Reputation: 2154
I have a set of terms that I want to map to a specific phrase at query time. For that I am using solr.SynonymFilterFactory
. Here is a snippet from schema.xml
<fieldType name="text_lc" class="solr.TextField" positionIncrementGap="100">
<analyzer>
<tokenizer class="solr.KeywordTokenizerFactory"/>
<filter class="solr.LowerCaseFilterFactory"/>
<filter class="solr.SynonymFilterFactory" synonyms="synonyms.txt" ignoreCase="true" expand="false"/>
</analyzer>
</fieldType>
Here is the synonyms.txt
cat, bat, mouse => small animals
Here is the output of analysis:
The problem is that small animals are appearing as separate tokens whereas I want to search on "small animals" as a whole.
How to get a multi-word synonym as a single entity in solr?
Upvotes: 2
Views: 892
Reputation: 52862
The new SynonymGraphFilter has specific functionality to handle multi word synonyms, as these weren't handled properly by the old synonym filter.
Multi word synonyms are still hard to get right, but the new filter at least has a strategy for multi word synonyms.
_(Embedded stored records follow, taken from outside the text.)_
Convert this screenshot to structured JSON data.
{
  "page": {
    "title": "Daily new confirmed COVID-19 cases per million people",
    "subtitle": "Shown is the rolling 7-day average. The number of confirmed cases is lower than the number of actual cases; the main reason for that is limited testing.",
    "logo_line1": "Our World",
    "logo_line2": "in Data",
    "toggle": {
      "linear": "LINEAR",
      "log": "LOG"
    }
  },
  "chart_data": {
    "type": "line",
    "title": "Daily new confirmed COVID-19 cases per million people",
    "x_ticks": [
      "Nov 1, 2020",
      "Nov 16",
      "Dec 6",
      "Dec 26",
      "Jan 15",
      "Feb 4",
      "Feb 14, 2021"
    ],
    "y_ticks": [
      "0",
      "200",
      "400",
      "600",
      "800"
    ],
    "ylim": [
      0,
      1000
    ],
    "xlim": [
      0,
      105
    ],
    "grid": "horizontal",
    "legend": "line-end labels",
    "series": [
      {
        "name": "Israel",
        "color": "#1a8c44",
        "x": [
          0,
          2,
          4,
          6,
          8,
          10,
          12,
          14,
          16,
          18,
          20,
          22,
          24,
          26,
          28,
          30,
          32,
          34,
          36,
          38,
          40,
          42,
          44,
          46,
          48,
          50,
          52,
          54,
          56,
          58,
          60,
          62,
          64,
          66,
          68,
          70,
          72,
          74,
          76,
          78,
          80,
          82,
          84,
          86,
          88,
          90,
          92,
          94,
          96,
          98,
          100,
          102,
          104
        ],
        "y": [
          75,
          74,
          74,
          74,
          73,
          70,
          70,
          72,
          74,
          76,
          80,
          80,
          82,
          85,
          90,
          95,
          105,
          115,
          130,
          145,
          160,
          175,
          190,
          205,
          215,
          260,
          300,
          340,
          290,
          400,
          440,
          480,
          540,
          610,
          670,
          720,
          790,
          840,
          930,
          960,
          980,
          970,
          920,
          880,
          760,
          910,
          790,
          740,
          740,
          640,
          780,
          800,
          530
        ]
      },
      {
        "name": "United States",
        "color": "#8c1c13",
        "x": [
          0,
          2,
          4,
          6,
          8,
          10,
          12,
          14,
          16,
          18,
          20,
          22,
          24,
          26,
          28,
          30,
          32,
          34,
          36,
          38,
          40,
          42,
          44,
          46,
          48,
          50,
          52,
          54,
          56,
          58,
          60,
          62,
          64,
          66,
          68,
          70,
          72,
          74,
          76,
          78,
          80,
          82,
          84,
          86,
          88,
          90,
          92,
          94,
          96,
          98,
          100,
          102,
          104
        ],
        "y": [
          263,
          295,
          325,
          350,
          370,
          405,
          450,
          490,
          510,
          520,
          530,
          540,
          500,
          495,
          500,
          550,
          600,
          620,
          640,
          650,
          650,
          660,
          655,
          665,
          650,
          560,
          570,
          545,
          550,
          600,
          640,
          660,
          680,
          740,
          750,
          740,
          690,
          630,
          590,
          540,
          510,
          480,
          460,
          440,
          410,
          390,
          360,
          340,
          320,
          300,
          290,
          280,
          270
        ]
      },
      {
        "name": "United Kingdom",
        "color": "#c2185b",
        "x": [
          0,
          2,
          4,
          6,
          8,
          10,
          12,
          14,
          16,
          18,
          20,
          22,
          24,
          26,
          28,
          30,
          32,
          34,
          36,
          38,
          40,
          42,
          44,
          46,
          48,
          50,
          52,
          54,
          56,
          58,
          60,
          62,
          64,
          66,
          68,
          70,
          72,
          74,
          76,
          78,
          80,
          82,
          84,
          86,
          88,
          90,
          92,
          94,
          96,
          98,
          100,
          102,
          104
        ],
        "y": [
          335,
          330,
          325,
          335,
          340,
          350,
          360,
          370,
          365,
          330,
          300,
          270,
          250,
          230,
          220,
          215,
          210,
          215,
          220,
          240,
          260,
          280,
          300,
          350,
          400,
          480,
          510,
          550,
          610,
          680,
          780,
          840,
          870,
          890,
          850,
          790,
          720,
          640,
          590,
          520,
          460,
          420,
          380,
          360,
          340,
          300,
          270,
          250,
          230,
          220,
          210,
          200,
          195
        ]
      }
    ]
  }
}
Example from the reference guide:
<analyzer type="index">
<tokenizer class="solr.StandardTokenizerFactory"/>
<filter class="solr.SynonymGraphFilterFactory" synonyms="mysynonyms.txt"/>
<filter class="solr.FlattenGraphFilterFactory"/> <!-- required on index analyzers after graph filters -->
</analyzer>
<analyzer type="query">
<tokenizer class="solr.StandardTokenizerFactory"/>
<filter class="solr.SynonymGraphFilterFactory" synonyms="mysynonyms.txt"/>
</analyzer>
Pay attention to the FlattenGraphFilterFactory
requirement.
Upvotes: 2